On January 27, 1837, Pushkin asked Danzas to be his second in duel with d'Anthès. Duels were against the law, but being a man of honor, Danzas could not refuse Pushkin. Pushkin was mortally wounded in the duel, and died a few days later. Lying on his death bed, Pushkin said to Zhukovsky and Vyazemsky, "Beg for Danzas. He is my soul brother." Danzas was arrested for his role as second in the duel, and confined to the Peter and Paul Fortress. Initially he was sentenced to death by hanging, but later the sentence was reduced to two months of imprisonment (that was the common practice for Russia at the time). After release, Danzas continued his army service.
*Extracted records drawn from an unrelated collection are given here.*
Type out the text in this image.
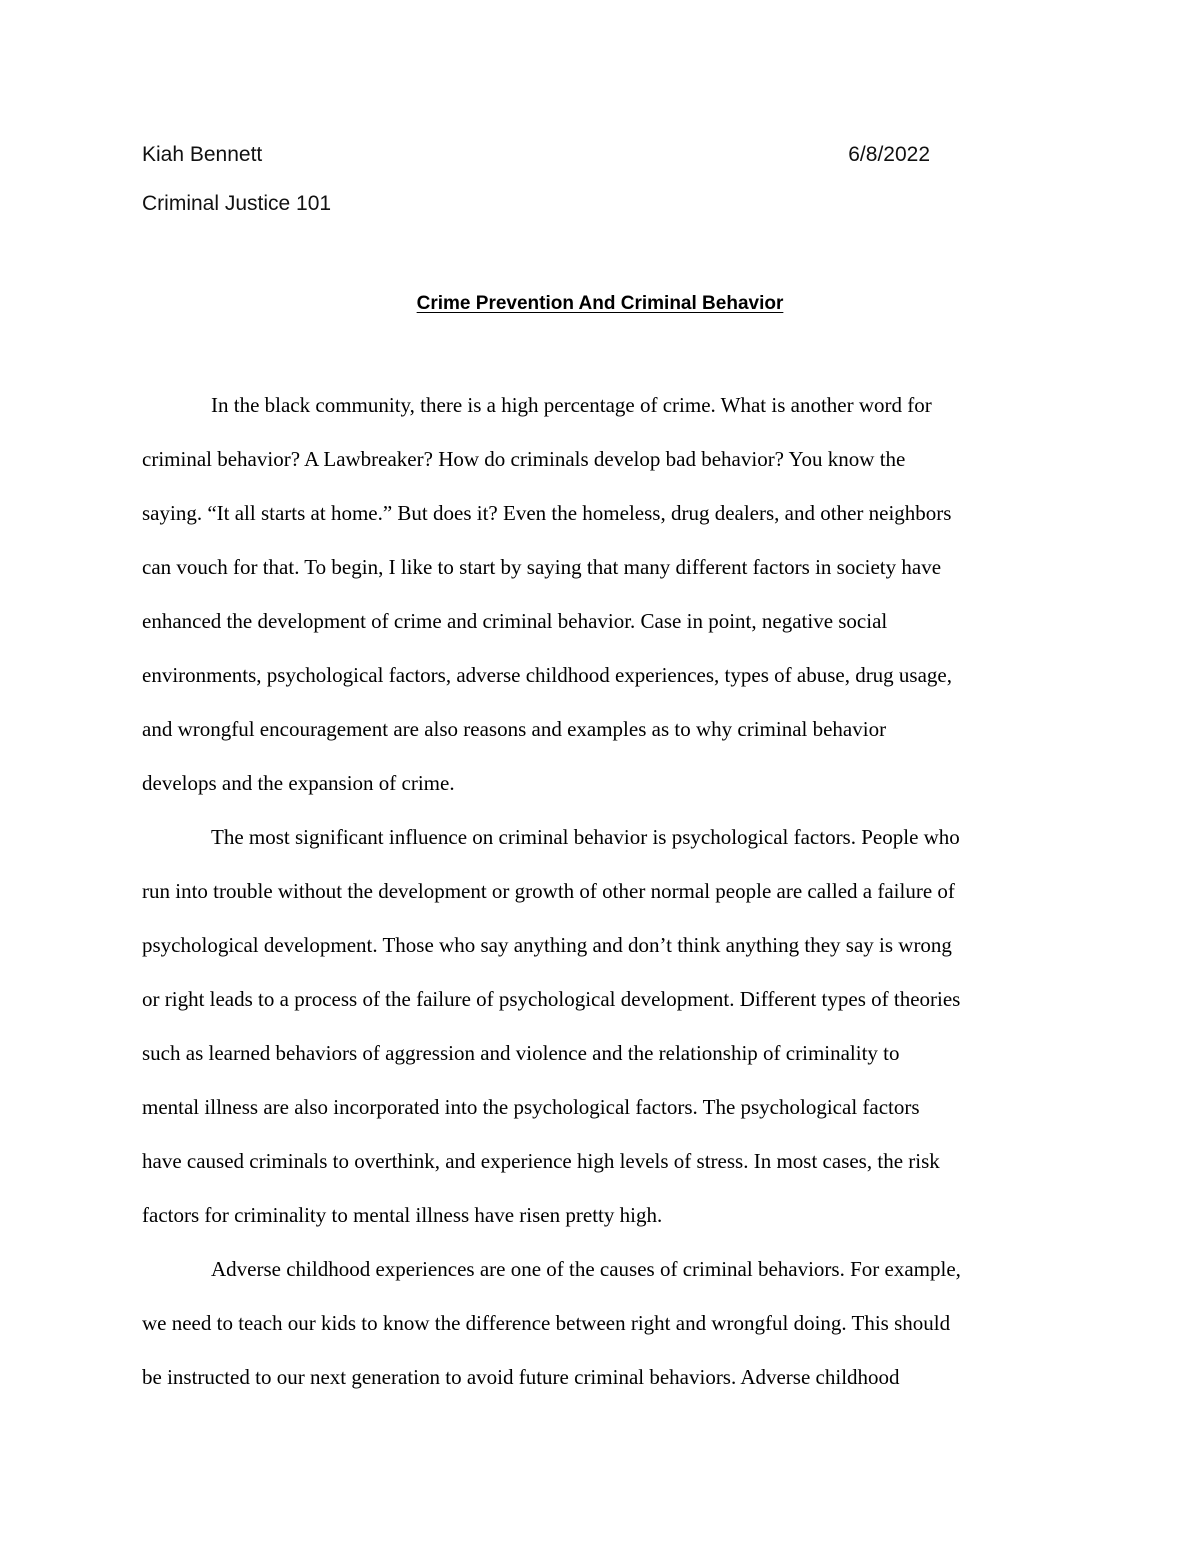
Kiah Bennett	6/8/2022
Criminal Justice 101
Crime Prevention And Criminal Behavior
In the black community, there is a high percentage of crime. What is another word for
criminal behavior? A Lawbreaker? How do criminals develop bad behavior? You know the
saying. “It all starts at home.” But does it? Even the homeless, drug dealers, and other neighbors
can vouch for that. To begin, I like to start by saying that many different factors in society have
enhanced the development of crime and criminal behavior. Case in point, negative social
environments, psychological factors, adverse childhood experiences, types of abuse, drug usage,
and wrongful encouragement are also reasons and examples as to why criminal behavior
develops and the expansion of crime.
The most significant influence on criminal behavior is psychological factors. People who
run into trouble without the development or growth of other normal people are called a failure of
psychological development. Those who say anything and don’t think anything they say is wrong
or right leads to a process of the failure of psychological development. Different types of theories
such as learned behaviors of aggression and violence and the relationship of criminality to
mental illness are also incorporated into the psychological factors. The psychological factors
have caused criminals to overthink, and experience high levels of stress. In most cases, the risk
factors for criminality to mental illness have risen pretty high.
Adverse childhood experiences are one of the causes of criminal behaviors. For example,
we need to teach our kids to know the difference between right and wrongful doing. This should
be instructed to our next generation to avoid future criminal behaviors. Adverse childhood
He asked to be transferred to the Caucasus, and took position of a commander of the Tengin regiment, where Mikhail Lermontov served. Danzas achieved a rank of Major General before he left the army in 1856. He continued to live in solitude, without a family. Over time, he came to blame himself more for Pushkin's death, and this affected his mood. Danzas carefully maintained his own small collection of valuable items related to Pushkin, including Pushkin's death mask, rare letters and a turquoise ring that Pushkin himself gave him. Danzas died on February 3, 1870, alone, and was buried at state expense in the Catholic cemetery. In 1936 his remains were moved to the Tikhvin Cemetery of the Alexander Nevsky Lavra.